The second example is also an object, but perhaps a bit more colorful. It is a three-holed outhouse or privy. Each hole fit a particular family member. Without getting too descriptive, a hole might meet the needs of dad, mom or the kids. Our ancestors did not have flush toilets in this sparsely settled agrarian community on the nineteenth century American frontier. Outhouse served a necessary function. Nonetheless, few of these structures survived, having met with obsolescence, embarrassment or decay with the advent of indoor plumbing.

The Witte Outhouse at Old World Wisconsin. Photo by howderfamily.com

The Witte Outhouse dated to about 1873-1880. My wife’s extended family donated it to Old World Wisconsin,a living history museum in the southeast corner of the state. Imagine trying to find this one small building set obscurely upon the several hundred acres of a sprawling outdoor museum in the summertime heat. I can because I did. It was a difficult task even though I knew I should look somewhere in the German section of the facility.

Now imagine how much easier it would be to preloaded 42.866083,-88.497472 into a handheld GPS device. Today that is possible because I recorded the coordinates and released them to the public domain.


Sylvester Family Cemetery Plot

Finally I’ll highlight the classic example: grave location. Many genealogists like to record the exact location of their ancestors’ burial plots. I’m not exactly sure why we do this but it’s very common. I’ve certainly spent my fair share of hours wandering through cemetery fields in search of specific stones. This can be a daunting task.

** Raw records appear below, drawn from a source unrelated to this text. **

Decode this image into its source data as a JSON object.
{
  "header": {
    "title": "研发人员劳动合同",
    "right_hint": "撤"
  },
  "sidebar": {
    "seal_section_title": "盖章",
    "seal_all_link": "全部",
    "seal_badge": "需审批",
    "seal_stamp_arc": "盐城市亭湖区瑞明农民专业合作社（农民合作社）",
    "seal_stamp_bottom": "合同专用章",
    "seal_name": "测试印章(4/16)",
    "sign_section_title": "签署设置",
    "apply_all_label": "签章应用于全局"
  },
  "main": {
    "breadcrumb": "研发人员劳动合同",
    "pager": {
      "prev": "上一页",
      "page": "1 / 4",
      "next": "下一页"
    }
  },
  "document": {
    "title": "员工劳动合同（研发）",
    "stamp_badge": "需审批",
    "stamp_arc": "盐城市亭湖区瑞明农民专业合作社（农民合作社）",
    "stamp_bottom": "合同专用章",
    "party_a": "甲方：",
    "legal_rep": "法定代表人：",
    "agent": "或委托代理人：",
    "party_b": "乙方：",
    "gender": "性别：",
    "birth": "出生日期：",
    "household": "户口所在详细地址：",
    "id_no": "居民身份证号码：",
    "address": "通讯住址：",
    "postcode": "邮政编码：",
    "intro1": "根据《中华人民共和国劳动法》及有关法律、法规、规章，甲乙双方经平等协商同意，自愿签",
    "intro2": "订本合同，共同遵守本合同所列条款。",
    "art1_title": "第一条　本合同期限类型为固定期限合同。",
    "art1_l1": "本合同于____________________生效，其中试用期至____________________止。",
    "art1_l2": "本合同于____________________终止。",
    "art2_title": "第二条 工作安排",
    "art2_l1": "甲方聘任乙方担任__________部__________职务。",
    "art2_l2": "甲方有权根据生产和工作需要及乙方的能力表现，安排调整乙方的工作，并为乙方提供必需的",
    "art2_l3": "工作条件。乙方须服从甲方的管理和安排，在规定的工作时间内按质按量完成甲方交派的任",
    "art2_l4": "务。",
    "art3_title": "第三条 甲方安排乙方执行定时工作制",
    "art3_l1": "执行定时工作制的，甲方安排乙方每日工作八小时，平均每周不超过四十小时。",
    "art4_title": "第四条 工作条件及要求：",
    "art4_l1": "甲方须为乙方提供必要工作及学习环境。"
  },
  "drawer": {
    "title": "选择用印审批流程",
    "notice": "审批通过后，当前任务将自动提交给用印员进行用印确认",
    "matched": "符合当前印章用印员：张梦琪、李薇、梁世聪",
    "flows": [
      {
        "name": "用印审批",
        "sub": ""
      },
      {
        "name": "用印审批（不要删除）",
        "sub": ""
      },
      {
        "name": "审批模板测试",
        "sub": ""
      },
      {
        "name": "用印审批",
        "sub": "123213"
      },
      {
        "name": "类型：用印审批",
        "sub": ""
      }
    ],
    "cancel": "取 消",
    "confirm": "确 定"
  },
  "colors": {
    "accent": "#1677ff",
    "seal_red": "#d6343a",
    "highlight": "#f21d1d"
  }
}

Large cemeteries often have offices that will provide a paper map or at least a plot number to help narrow down the search. Smaller cemeteries generally do not, and researchers have no choice but to zig and zag down each row individually looking at every tombstone until reaching the right one. We could avoid all of this inconvenience if a previous visitor simply records a longitude and latitude.

A waypoint displayed on a handheld GPS will locate a tombstone to within a few feet. In the illustration above, the map clearly shows where I’ve marked the Sylvester Family Plot at 44.169333,-92.173778. This isn’t just a cemetery in rural Plainview, Minnesota, but a specific spot within that cemetery with an accuracy of about 15 feet.